Anton’s sunken-eyed gaze fell to the floor.
“That’s the problem,” he said. “Data packet-tracing shows that Trevor is logged into Paradise Clash right now. According to the deck, he’s an active player, and his connection is perfectly normal. But according to our servers, he’s not. There’s no record of him, anywhere in the simulation. Our top coders are on the job, and they’re at a loss to explain it.”
Jake took a deep breath. “Let me get this straight. Every single mechanism that can boot Trevor out of the game isn’t working, including the ones that are supposed to work automatically, and you lost him? You literally lost a player.”
“It shouldn’t be possible. I’ve been working for Strategic Design Simulations for over a decade, Mr. Camden, sinc
e before full-immersion sims were approved for civilian use.

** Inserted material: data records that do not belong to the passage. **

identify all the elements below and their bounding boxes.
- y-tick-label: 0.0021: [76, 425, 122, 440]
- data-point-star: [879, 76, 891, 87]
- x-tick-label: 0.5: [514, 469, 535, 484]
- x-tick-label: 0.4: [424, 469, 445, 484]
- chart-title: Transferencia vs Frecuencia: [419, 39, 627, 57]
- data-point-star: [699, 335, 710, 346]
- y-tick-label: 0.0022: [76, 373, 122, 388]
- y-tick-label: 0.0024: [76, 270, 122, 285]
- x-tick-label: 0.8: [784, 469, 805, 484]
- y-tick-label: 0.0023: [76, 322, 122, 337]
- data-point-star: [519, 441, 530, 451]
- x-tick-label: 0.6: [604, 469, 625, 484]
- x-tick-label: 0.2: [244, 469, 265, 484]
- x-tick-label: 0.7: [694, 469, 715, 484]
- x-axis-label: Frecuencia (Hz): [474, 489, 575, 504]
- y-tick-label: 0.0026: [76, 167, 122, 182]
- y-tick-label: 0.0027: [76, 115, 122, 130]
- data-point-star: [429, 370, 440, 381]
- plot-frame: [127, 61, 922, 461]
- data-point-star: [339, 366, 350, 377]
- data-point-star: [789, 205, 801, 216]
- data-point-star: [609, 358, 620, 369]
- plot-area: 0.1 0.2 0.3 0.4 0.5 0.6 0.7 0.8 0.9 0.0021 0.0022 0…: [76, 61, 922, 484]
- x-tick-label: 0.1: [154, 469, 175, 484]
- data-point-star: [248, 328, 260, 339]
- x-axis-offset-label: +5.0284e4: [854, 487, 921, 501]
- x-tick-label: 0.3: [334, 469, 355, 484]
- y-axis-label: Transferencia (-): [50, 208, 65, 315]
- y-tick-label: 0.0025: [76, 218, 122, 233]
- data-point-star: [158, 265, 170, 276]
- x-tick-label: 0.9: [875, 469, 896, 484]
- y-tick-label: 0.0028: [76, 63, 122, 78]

SDS operates five successful games with a combined total of over one billion subscribers, and this has never happened. Not once.”
“Then this isn’t a glitch,” Jake said. “This is deliberate product tampering. And if his deck’s clean, you’ve got a problem on the software side. Which means that right now, either Trevor’s lost track of time and he’s having a blast in fantasy-land…”
“Or our son has been abducted,” Gordon said.
Jake ran the numbers. Trevor went missing on Wednesday night. Four days to scramble the lawyers and an army of technicians, tear into the problem and try to pull the kid out…and still no ransom demand? That didn’t make sense. Any professional kidnapper knew that time wasn’t on their side, and the longer the exchange dragged out, the less likely they were to get away with the cash.
All the same, his gut told him Trevor wasn’t gone because he wanted to be. He’d been taken. Mind-snatched.
“Hell of a thing,” Jake said. “But I have to be honest, I’m still not sure what I’m doing here.”
“We want you to do what these people and their computers can’t,” Emily told him. “We want you to do what we’re told you’re quite good at. Go into the game, and find our son.”
Jake furrowed his brow. “I told you, I don’t know anything about games.”
“But you know about humanity, Mr. Camden. You know how to find the missing and the lost. Our son is missing, and he is lost, and Martika Sokolov says you may be the only person with the skill to find him.” Her eyes glistened, wet. “Please. Will you help us?”
On the other side of the bed, Woody cleared his throat.
“And as far as the game itself goes, that’s why I’m here. I’ve studied Paradise Clash inside and out. If you can handle the private-eye stuff, I can walk you through the rest. Consider me your personal tour guide and strategy book, all rolled up in one.”
“While Gordon is correct,” Anton added, “and you would be officially under contract with the Kensington family, SDS has authorized me to offer you a substantial bonus if you can determine how, exactly, our game was compromised and find the person or persons responsible.”